Four Himalayan nations, faced with erratic weather and the threat of melting glaciers and catastrophic floods, are hashing out a plan for preserving the vast mountain range and helping millions living in the foothills cope with climate change.
But as India, Nepal, Bangladesh and Bhutan set to work on a new 10-year management policy, three other major Himalayan nations will be conspicuously absent.
Organizers have downplayed the fact that Pakistan, China and Afghanistan are not attending the Climate Summit for a Living Himalayas, saying the talks Saturday in Bhutan's capital of Thimphu are focused on securing ecosystems, endangered species, forests and food and water sources for only the eastern part of the range.
The summit, to some extent, is the Himalayan answer to an urgent need for action amid the international community's inability to agree on limiting greenhouse gas emissions thought to cause global warming. Expectations are again low for a breakthrough at the next U.N. climate talks, beginning Nov. 28 in Durban, South Africa.
"Climate change is placing extraordinary pressure on the Eastern Himalayas _ its people, iconic landscapes and species are all being hit hard by changing weather patters," Bhutan's Agriculture Minister Pema Gyamtsho said in a statement. "The Eastern Himalayas is now in urgent need of a regional framework of cooperation that combines expertise from governments, NGOs and civil society. Himalayan nations must act now."
But the absence of three key players underscores the difficulty of reaching regional consensus on how best to protect the peaks, known as the "Water Towers of Asia," with snowmelts feeding into the continent's seven largest rivers.
Regional tensions have long prevented Himalayan cooperation, including basic research in the world's largest block of glaciers outside the polar regions, and accounting for 40 percent of the world's fresh water.
"The Himalayas present an opportunity where India and China, for example, could really work together to understand and preserve the glaciers, which are a very important ecosystem not just for the region, but for the global climate," said glaciologist Shakeel Romshoo, head of the geology department at the University of Kashmir.
A first step, scientists say, would be to establish a research framework for the region, where just a few dozen of the tens of thousands of glaciers have been studied.
"There is so much acrimony and mistrust, (the countries) are not able to think logically about what needs to be done," Romshoo said.
Many lower-altitude glaciers are melting faster, with thousands of new lakes appearing and threatening mountain villages and agricultural plateaus with catastrophic floods should they overflow.
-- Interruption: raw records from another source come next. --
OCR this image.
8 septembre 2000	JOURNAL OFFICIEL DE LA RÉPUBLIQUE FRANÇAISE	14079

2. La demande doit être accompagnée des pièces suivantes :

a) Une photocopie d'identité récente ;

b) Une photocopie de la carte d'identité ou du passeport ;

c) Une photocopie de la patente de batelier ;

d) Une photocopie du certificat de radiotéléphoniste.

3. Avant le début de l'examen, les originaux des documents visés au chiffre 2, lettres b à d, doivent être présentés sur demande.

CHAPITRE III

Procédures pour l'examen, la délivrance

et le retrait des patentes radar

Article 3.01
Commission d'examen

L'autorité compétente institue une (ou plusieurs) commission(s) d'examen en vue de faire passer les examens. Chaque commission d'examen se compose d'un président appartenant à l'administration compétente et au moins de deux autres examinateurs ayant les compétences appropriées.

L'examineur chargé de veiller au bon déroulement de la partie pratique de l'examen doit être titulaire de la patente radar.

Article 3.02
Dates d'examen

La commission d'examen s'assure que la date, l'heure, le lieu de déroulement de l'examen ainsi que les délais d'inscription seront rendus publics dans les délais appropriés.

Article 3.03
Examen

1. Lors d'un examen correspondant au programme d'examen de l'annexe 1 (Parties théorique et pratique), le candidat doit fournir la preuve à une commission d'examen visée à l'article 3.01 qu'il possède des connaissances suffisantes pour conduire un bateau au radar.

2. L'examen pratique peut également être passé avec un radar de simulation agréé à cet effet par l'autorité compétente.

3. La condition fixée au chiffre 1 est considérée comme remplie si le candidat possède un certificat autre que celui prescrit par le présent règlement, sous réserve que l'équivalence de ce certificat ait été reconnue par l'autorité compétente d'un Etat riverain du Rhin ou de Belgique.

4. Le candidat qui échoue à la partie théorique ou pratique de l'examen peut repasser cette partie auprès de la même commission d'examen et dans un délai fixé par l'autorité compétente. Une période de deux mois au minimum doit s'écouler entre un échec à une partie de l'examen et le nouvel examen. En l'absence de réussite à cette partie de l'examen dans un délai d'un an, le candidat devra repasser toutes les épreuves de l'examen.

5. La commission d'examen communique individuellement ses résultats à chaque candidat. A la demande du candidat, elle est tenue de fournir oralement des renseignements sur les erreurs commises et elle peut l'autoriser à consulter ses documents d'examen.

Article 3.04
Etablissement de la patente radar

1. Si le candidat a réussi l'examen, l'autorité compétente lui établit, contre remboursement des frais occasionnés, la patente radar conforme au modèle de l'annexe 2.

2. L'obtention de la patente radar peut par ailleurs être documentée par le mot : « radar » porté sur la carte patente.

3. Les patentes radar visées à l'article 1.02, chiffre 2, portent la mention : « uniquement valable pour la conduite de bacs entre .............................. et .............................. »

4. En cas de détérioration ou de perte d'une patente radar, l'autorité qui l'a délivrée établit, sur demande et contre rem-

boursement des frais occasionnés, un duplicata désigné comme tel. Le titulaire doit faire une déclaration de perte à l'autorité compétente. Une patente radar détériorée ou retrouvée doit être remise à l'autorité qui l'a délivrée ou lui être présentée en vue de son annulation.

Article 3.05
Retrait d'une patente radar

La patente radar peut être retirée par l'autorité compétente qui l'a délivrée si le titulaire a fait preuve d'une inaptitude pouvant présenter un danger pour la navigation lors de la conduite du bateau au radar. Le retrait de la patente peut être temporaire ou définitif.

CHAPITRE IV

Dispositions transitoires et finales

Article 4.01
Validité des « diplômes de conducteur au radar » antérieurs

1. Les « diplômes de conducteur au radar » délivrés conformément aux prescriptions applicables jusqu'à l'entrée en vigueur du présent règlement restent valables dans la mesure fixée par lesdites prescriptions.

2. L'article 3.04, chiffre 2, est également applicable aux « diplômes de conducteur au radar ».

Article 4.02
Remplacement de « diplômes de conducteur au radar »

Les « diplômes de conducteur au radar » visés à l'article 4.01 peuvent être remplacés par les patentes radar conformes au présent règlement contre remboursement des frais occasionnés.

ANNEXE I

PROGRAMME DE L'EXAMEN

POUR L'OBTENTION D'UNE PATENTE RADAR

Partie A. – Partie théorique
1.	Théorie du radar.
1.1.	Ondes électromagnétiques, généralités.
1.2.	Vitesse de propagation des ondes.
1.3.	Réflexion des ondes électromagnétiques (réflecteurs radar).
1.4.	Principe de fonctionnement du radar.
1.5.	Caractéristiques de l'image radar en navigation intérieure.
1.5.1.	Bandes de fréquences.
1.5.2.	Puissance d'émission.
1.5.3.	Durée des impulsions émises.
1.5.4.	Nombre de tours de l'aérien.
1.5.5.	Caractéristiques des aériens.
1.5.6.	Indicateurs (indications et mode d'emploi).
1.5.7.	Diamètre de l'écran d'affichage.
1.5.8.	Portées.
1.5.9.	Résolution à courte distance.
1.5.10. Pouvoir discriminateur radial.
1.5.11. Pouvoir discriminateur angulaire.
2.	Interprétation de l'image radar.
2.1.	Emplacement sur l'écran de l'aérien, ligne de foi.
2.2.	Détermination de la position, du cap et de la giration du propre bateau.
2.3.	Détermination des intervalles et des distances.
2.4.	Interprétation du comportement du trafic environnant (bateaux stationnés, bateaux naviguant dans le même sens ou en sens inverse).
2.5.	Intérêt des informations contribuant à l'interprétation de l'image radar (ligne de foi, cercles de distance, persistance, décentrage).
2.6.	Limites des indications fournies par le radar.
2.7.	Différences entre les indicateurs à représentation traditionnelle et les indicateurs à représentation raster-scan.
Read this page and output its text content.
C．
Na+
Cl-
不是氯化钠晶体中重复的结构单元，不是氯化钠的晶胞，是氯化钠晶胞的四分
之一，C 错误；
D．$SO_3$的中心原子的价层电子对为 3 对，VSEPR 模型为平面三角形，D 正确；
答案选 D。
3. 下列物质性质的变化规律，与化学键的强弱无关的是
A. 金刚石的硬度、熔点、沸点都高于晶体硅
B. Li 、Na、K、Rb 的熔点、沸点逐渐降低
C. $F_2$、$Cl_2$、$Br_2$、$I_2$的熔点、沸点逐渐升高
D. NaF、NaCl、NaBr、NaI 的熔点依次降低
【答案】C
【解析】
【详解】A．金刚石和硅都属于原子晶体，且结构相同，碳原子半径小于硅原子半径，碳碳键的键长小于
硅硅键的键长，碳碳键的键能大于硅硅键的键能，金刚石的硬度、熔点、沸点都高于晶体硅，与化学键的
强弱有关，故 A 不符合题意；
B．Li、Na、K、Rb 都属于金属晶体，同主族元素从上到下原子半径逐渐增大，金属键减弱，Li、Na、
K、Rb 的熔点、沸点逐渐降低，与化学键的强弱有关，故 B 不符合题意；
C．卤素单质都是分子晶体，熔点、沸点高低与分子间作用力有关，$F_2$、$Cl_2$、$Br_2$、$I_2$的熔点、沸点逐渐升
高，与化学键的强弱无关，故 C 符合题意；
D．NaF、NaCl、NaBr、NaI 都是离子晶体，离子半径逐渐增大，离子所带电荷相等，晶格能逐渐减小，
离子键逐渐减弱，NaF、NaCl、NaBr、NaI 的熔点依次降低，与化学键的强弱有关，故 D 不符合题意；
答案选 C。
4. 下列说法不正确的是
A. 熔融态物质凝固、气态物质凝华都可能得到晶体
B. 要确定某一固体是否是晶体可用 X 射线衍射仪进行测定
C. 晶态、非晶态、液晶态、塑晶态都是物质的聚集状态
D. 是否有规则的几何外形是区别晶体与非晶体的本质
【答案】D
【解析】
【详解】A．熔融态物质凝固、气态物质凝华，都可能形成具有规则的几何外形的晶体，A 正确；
Weather patterns have changed, with some regions experiencing torrential monsoons and mudslides, and others suffering droughts. The flow of rivers carrying snow melt toward the seas is less predictable.
As populations grow, and economies need more water for agriculture and energy production, establishing and revising water treaties will become a key issue to the seven Himalayan-dependent nations as water is predicted to get more scarce.
But drafting such treaties, experts say, requires a better understanding of the glaciers themselves, how fast they are melting, and what exactly is causing it. Scientists are still unable to say how much of an impact rising world temperatures have versus other influences, including soot coming mainly from Indian and Chinese cities that colors the ice black.
Ramshoo's own study of the Indus glacier system, providing a lifeline downriver in the Pakistani plateaus, has been hobbled by India and Pakistan's rivalry. Ramshoo has access only to small ice caps on the Indian side. "We know they are melting, but we don't know what's happening on the Pakistan side" where reports indicate the larger glaciers at higher altitude are stable or growing, he said. For years, however, Romshoo has been unable even to get meteorological data from Pakistan.
Kashmir's Siachin Glacier, dubbed the world's highest battlefield with Indian and Pakistani troops facing off, remains a question mark for scientists. Despite several wars, the two countries have honored their 1960 Indus Water Treaty, but Pakistan recently has shown concern about its future allotment, twice bringing complaints about Indian hydropower dams to the World Bank for arbitration.
"There are issues, of course, there are areas to improve," Indian Environment Minister Jayanthi Natarajan said. "We are committed to cooperating with the Himalayan countries, but it will take time. On these issues, though, there is perhaps more understanding than on others."
China's neighbors, meanwhile, worry that Beijing's rapid program of damming major rivers flowing from the Tibetan plateau will trigger natural disasters, degrade fragile ecologies and divert vital water supplies. The worries might be lessened if China shared hydrological and other data, but China, along with Turkey, refuse to sign a key 1997 U.N. convention on transnational rivers.
Tiny Nepal, home to Mount Everest, is still recovering from a decade of civil war and the ensuing political instability.